Alize, asansöre doğru emin adımlarla yürüdü. İzlendiğini biliyordu. Çünkü kapının kapandığını duymamıştı. Gerçi uzaklaştığında duyabileceği kadar bir ses de çıkartmazdı o koca ahşap kapı. Yine de içinde bir his, izlendiğini söylüyordu. Hafifçe başını çevirdiğinde yanılmadığını anladı. Poyraz hala kapıda duruyordu. Kendisini neden izliyordu? Hayır, izlemiyordu. Sadece odasına gelen kişileri bekliyordu. Nedense hayal kırıklığı duymuştu. Saçmalamaya başlamadan asansörün gelmesi için dua etmeye başladı.
Oysa yanılmamıştı, Poyraz onu izliyordu. Üstelik yeni grubun odasına yaklaştığını fark etmeyecek kadar da dalmıştı. Sonra son kez baktı ve odasına girdi.
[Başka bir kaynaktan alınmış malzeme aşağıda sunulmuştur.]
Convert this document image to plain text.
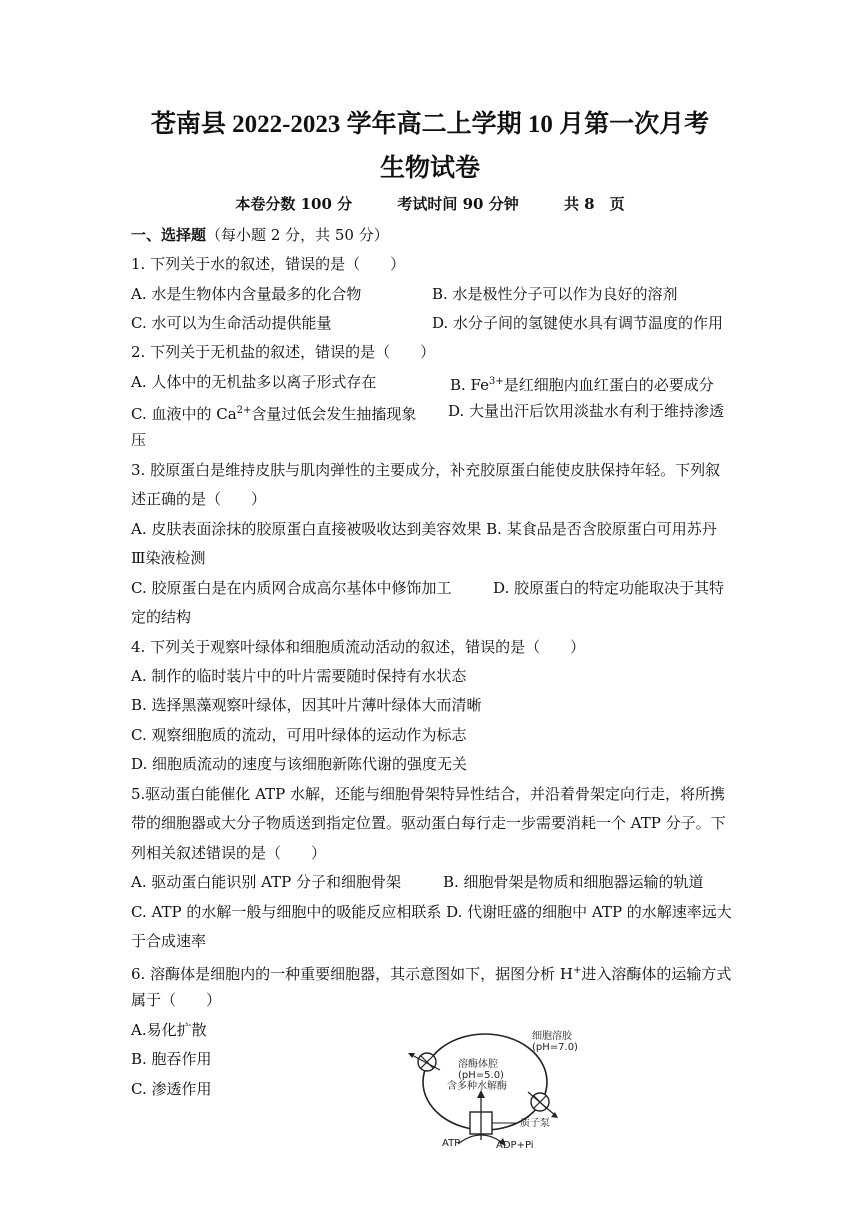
苍南县 2022-2023 学年高二上学期 10 月第一次月考
生物试卷
本卷分数 100 分	考试时间 90 分钟	共 8　页
一、选择题（每小题 2 分，共 50 分）
1. 下列关于水的叙述，错误的是（　　）
A. 水是生物体内含量最多的化合物	B. 水是极性分子可以作为良好的溶剂
C. 水可以为生命活动提供能量	D. 水分子间的氢键使水具有调节温度的作用
2. 下列关于无机盐的叙述，错误的是（　　）
A. 人体中的无机盐多以离子形式存在	B. $Fe^{3+}$是红细胞内血红蛋白的必要成分
C. 血液中的 $Ca^{2+}$含量过低会发生抽搐现象 D. 大量出汗后饮用淡盐水有利于维持渗透
压
3. 胶原蛋白是维持皮肤与肌肉弹性的主要成分，补充胶原蛋白能使皮肤保持年轻。下列叙
述正确的是（　　）
A. 皮肤表面涂抹的胶原蛋白直接被吸收达到美容效果 B. 某食品是否含胶原蛋白可用苏丹
Ⅲ染液检测
C. 胶原蛋白是在内质网合成高尔基体中修饰加工	D. 胶原蛋白的特定功能取决于其特
定的结构
4. 下列关于观察叶绿体和细胞质流动活动的叙述，错误的是（　　）
A. 制作的临时装片中的叶片需要随时保持有水状态
B. 选择黑藻观察叶绿体，因其叶片薄叶绿体大而清晰
C. 观察细胞质的流动，可用叶绿体的运动作为标志
D. 细胞质流动的速度与该细胞新陈代谢的强度无关
5.驱动蛋白能催化 ATP 水解，还能与细胞骨架特异性结合，并沿着骨架定向行走，将所携
带的细胞器或大分子物质送到指定位置。驱动蛋白每行走一步需要消耗一个 ATP 分子。下
列相关叙述错误的是（　　）
A. 驱动蛋白能识别 ATP 分子和细胞骨架	B. 细胞骨架是物质和细胞器运输的轨道
C. ATP 的水解一般与细胞中的吸能反应相联系 D. 代谢旺盛的细胞中 ATP 的水解速率远大
于合成速率
6. 溶酶体是细胞内的一种重要细胞器，其示意图如下，据图分析 H+进入溶酶体的运输方式
属于（　　）
A.易化扩散
B. 胞吞作用
C. 渗透作用
细胞溶胶
(pH=7.0)
溶酶体腔
(pH=5.0)
含多种水解酶
质子泵
ATP	ADP+Pi
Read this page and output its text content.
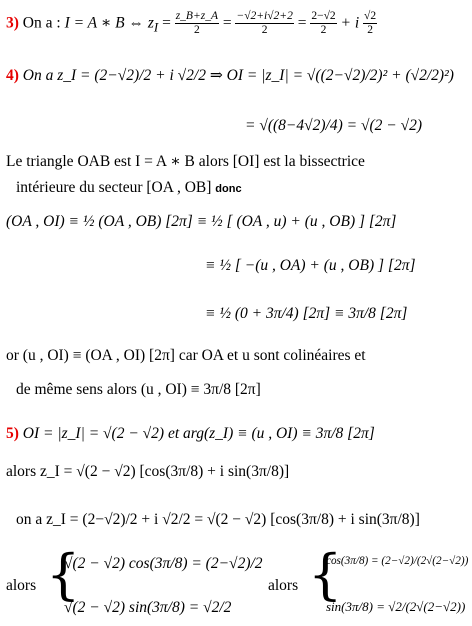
3) On a : I = A ∗ B ⇔ $z_I = \frac{z\_B+z\_A}{2} = \frac{-√2+i√2+2}{2} = \frac{2-√2}{2} + i \frac{√2}{2}$
4) On a z_I = (2−√2)/2 + i √2/2 ⇒ OI = |z_I| = √((2−√2)/2)² + (√2/2)²)
= √((8−4√2)/4) = √(2 − √2)
Le triangle OAB est I = A ∗ B alors [OI] est la bissectrice
intérieure du secteur [OA , OB] donc
(OA , OI) ≡ ½ (OA , OB) [2π] ≡ ½ [ (OA , u) + (u , OB) ] [2π]
≡ ½ [ −(u , OA) + (u , OB) ] [2π]
≡ ½ (0 + 3π/4) [2π] ≡ 3π/8 [2π]
or (u , OI) ≡ (OA , OI) [2π] car OA et u sont colinéaires et
de même sens alors (u , OI) ≡ 3π/8 [2π]
5) OI = |z_I| = √(2 − √2) et arg(z_I) ≡ (u , OI) ≡ 3π/8 [2π]
alors z_I = √(2 − √2) [cos(3π/8) + i sin(3π/8)]
on a z_I = (2−√2)/2 + i √2/2 = √(2 − √2) [cos(3π/8) + i sin(3π/8)]
alors {
√(2 − √2) cos(3π/8) = (2−√2)/2
√(2 − √2) sin(3π/8) = √2/2
alors {
cos(3π/8) = (2−√2)/(2√(2−√2))
sin(3π/8) = √2/(2√(2−√2))
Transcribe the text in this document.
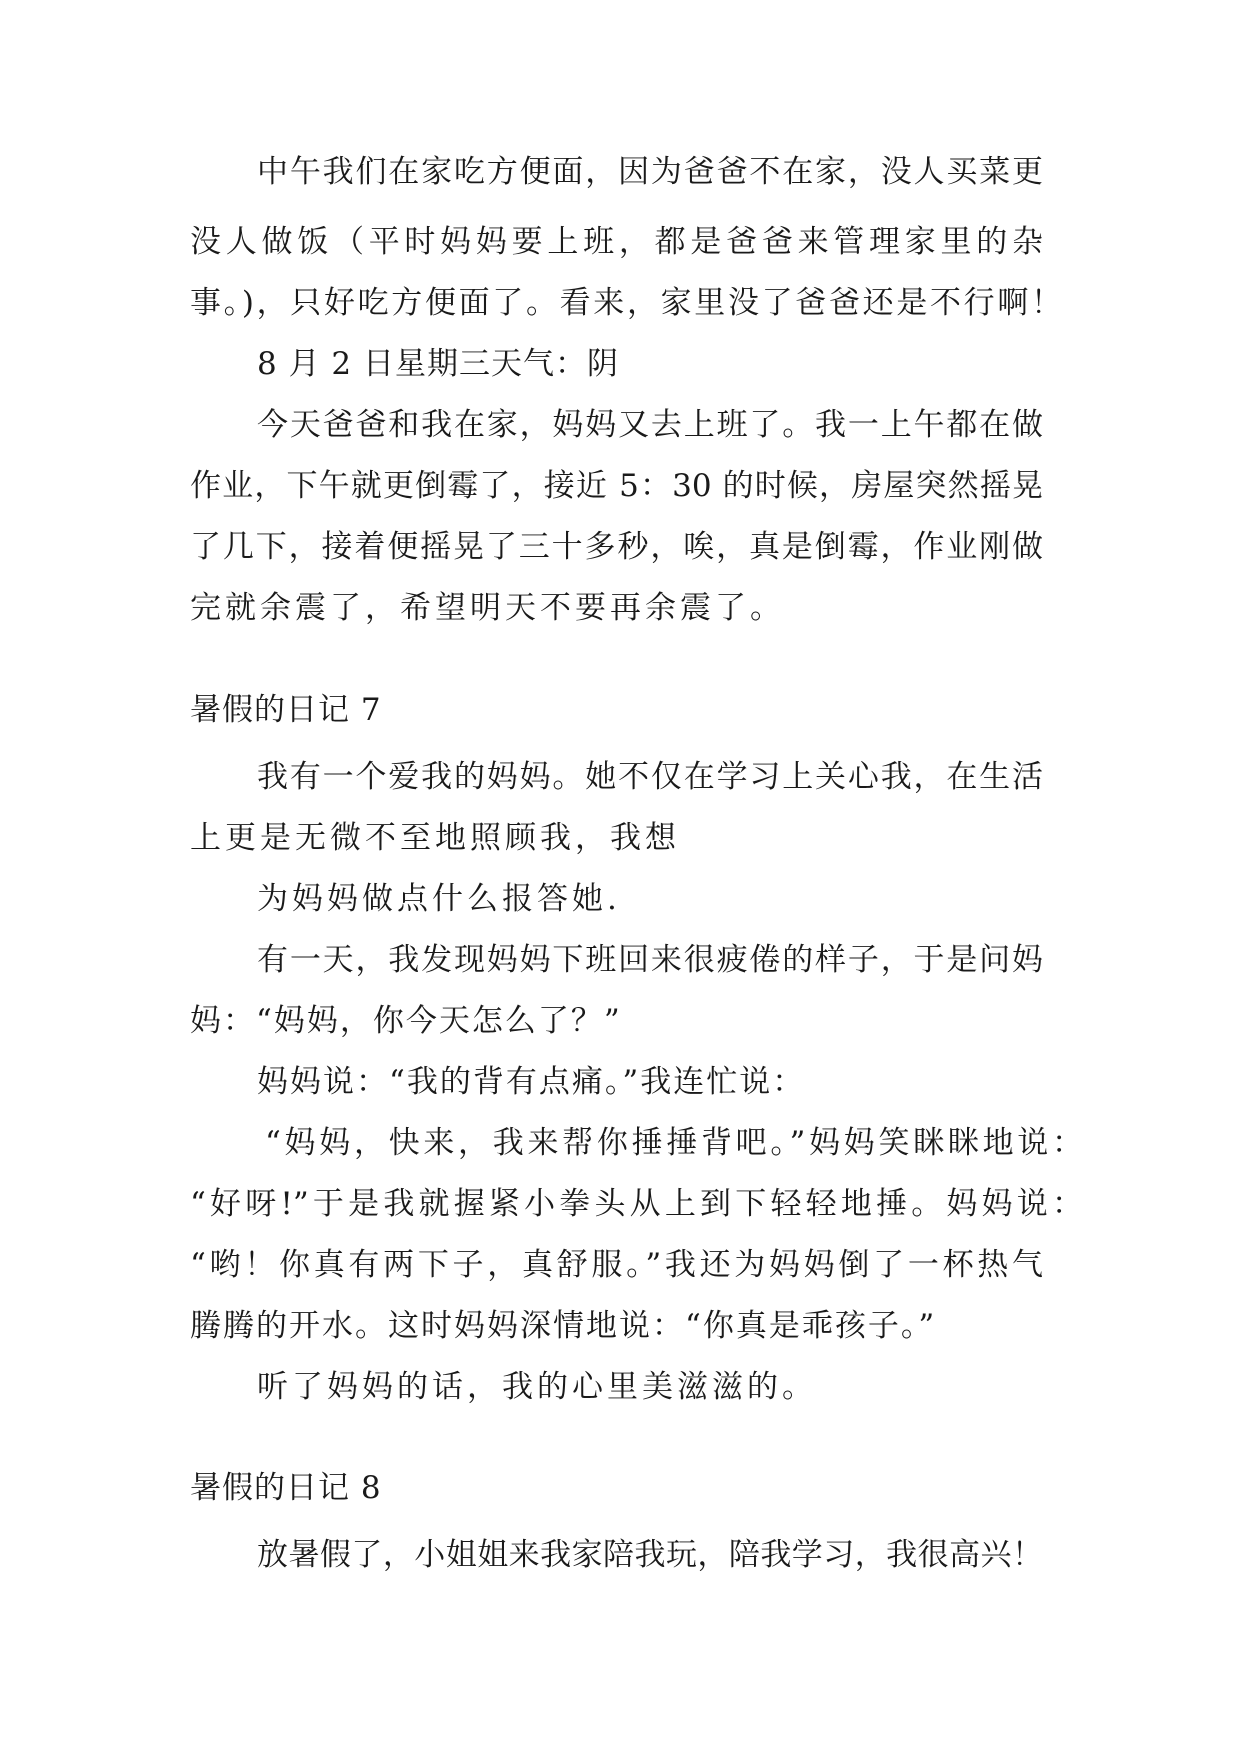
中午我们在家吃方便面，因为爸爸不在家，没人买菜更
没人做饭（平时妈妈要上班，都是爸爸来管理家里的杂
事。)，只好吃方便面了。看来，家里没了爸爸还是不行啊！
8 月 2 日星期三天气：阴
今天爸爸和我在家，妈妈又去上班了。我一上午都在做
作业，下午就更倒霉了，接近 5：30 的时候，房屋突然摇晃
了几下，接着便摇晃了三十多秒，唉，真是倒霉，作业刚做
完就余震了，希望明天不要再余震了。
暑假的日记 7
我有一个爱我的妈妈。她不仅在学习上关心我，在生活
上更是无微不至地照顾我，我想
为妈妈做点什么报答她.
有一天，我发现妈妈下班回来很疲倦的样子，于是问妈
妈：“妈妈，你今天怎么了？”
妈妈说：“我的背有点痛。”我连忙说：
“妈妈，快来，我来帮你捶捶背吧。”妈妈笑眯眯地说：
“好呀!”于是我就握紧小拳头从上到下轻轻地捶。妈妈说：
“哟！你真有两下子，真舒服。”我还为妈妈倒了一杯热气
腾腾的开水。这时妈妈深情地说：“你真是乖孩子。”
听了妈妈的话，我的心里美滋滋的。
暑假的日记 8
放暑假了，小姐姐来我家陪我玩，陪我学习，我很高兴！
Alize ise kapı kapanırken bir kez daha bakmıştı. Kapalı kapı ile birlikte hayallerini de kapattı.  Asansörle hızla aşağı inerken yazısını nasıl hazırlayacağından başka bir düşüncesi yoktu. Ekonomi bilmekle, bunları halk diline uyarlamak farklı şeylerdi. Dergide göreve başladığından beri bunu öğreniyordu. Ama ilk işi hastaneye gitmekti. İsmet beyi ve eşini merak ediyordu.